BM'nin rolünün ve statüsünün giderek daha fazla sorgulandığı ve meydan okunduğu bir dönemde Çin'in BM'ye verdiği güçlü destek paha biçilmezdir. BM Genel Sekreteri Antonio Guterres bir keresinde "Çin'in BM için güçlü bir destek olduğunu" ve "Çin ile ortaklığın BM ve çok taraflılığın önemli bir ayağı olduğunu" söylemiştir.

Çin, dünya barışı, istikrarı ve kalkınması için tehlike oluşturan hegemonya ve güç politikalarına, tek taraflılığa ve korumacılığa, Soğuk Savaş zihniyetine ve blok çatışmalarına, "yüksek çitli küçük bahçelere" ve "ayrışmaya" kesinlikle karşıdır.

Dünyadaki ülkelerin yaklaşık üçte ikisinin en büyük ticaret ortağı olan Çin, açık ve kapsayıcı bir dış politika izlemekte ve kazan-kazan işbirliği peşinde koşmaktadır.
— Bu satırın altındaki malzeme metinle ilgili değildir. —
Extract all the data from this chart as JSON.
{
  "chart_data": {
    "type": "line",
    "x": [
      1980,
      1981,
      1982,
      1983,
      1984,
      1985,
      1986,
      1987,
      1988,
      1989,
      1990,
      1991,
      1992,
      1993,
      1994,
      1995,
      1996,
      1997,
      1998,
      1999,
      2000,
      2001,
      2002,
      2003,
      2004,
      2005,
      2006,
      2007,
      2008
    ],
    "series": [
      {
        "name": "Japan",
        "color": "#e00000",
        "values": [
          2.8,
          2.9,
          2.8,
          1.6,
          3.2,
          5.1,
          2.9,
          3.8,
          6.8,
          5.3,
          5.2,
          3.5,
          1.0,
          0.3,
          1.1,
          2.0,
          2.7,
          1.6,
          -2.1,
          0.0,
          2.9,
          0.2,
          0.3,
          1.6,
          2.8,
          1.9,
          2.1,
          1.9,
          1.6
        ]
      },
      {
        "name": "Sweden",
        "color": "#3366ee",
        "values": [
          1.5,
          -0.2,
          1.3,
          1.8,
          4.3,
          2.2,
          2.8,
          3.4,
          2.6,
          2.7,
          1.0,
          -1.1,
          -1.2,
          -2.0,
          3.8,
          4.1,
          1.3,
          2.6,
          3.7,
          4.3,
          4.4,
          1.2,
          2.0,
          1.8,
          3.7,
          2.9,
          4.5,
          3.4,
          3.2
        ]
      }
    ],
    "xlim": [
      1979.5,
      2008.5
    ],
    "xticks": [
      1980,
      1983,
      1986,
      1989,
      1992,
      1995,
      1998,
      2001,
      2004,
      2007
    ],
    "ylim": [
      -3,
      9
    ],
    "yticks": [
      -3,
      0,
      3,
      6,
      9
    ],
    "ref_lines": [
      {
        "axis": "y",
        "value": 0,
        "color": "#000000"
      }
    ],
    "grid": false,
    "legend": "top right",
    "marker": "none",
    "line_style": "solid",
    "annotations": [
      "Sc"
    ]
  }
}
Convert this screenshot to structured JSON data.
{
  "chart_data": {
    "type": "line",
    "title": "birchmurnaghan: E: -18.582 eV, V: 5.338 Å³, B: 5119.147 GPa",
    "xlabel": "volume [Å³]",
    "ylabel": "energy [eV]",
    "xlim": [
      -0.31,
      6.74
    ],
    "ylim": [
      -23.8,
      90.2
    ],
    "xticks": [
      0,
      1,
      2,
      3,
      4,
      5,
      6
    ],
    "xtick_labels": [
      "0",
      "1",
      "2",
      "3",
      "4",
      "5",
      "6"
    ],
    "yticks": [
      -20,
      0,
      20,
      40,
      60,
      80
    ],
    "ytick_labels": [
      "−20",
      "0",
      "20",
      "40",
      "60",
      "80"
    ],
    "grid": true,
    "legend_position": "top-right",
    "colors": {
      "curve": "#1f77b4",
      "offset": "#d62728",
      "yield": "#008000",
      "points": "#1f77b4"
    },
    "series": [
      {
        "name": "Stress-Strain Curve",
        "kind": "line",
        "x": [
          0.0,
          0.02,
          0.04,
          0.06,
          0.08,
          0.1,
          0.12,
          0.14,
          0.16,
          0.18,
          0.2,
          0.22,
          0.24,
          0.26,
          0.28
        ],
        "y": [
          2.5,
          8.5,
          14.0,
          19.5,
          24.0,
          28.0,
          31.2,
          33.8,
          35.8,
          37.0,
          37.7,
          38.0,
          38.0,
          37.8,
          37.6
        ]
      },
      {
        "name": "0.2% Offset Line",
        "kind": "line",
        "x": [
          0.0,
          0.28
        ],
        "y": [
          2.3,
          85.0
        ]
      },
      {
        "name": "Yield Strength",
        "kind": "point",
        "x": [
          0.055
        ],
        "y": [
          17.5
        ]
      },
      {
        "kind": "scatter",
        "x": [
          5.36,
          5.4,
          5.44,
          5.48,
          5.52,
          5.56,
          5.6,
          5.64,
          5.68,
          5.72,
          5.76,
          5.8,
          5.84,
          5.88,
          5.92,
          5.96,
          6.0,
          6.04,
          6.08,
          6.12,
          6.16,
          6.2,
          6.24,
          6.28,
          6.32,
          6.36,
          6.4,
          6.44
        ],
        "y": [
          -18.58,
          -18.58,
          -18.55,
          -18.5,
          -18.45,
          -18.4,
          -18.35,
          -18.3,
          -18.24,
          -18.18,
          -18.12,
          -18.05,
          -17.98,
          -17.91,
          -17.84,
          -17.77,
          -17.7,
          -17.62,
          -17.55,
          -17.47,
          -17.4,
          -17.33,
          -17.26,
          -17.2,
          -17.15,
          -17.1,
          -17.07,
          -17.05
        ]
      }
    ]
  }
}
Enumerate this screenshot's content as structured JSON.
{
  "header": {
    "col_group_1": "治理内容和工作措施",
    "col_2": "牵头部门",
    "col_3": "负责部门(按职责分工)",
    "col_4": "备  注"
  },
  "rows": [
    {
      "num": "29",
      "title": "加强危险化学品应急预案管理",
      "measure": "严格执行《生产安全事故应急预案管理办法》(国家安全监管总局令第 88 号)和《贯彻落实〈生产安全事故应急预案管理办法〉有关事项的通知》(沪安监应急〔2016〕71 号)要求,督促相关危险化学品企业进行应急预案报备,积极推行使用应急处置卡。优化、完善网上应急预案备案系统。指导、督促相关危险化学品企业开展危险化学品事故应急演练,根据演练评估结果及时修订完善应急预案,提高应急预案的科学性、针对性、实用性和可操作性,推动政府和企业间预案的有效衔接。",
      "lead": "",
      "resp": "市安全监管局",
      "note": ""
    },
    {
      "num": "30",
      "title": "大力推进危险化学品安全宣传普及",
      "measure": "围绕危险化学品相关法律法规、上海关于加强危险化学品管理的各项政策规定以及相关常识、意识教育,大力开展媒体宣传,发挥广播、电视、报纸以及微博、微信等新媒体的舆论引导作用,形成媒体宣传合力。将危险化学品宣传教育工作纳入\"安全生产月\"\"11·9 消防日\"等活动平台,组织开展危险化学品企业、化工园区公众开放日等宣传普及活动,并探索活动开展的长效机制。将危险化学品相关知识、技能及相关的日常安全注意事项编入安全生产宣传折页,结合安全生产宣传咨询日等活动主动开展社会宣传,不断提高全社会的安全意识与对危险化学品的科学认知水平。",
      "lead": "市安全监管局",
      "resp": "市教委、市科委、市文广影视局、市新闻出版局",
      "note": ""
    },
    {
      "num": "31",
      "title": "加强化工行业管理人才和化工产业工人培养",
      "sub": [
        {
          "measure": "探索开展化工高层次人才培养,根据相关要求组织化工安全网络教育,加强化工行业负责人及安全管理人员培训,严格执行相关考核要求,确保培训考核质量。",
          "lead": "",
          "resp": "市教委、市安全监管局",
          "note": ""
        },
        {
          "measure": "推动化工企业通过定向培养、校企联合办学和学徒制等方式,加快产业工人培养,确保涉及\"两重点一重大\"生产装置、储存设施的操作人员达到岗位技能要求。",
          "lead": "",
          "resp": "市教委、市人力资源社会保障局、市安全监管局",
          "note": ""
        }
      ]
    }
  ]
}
Çin, tüm ülkelerin, özellikle de küçük ve zayıf olanların egemenliğini, özerkliğini ve kalkınma çıkarlarını korumak için çaba gösterir ve onlar adına konuşmaya cesaret eder. Uluslararası adalet ve hakkaniyeti savunur ve daha adil ve eşitlikçi bir uluslararası düzen için çalışır. Örneğin, Filistin-İsrail meselesinde Çin, adaletsizliğe uğrayan ve ciddi bir insani felakete maruz kalan Filistin halkı için konuşmakta ve iki devletli çözümün ve ateşkes kararının kabul edilmesini savunmaktadır.

Büyük bir ülke olarak sorumluluklarını üstlenen Çin, Kuşak ve Yol Girişimini önermiş ve uygulamaya koymuştur. İnsanlık için ortak bir geleceğe sahip bir toplum inşa etme vizyonuyla desteklenen girişim, dostane bağlar kurmayı ve insani ilerleme ve kalkınmayı geliştirmeyi amaçlamaktadır. Çin'in fikirleri, politikaları ve eylemleri, karmaşık ve değişken bir dünyaya istikrar ve kesinlik katarak Çin'i dünya barışı, güvenliği ve istikrarı için önemli bir güç haline getirmenin yanı sıra büyüme ve refaha da önemli bir katkıda bulunmuştur.

Çin şu anda Çin tarzı modernleşme yoluyla Çin ulusunun büyük gençleşmesini sağlama yolunda ilerlemektedir. Çin'in büyümesi ve başarısı tüm dünyaya, özellikle de modernleşme yolculuğundaki çok sayıda gelişmekte olan ülkeye fayda sağlayacaktır.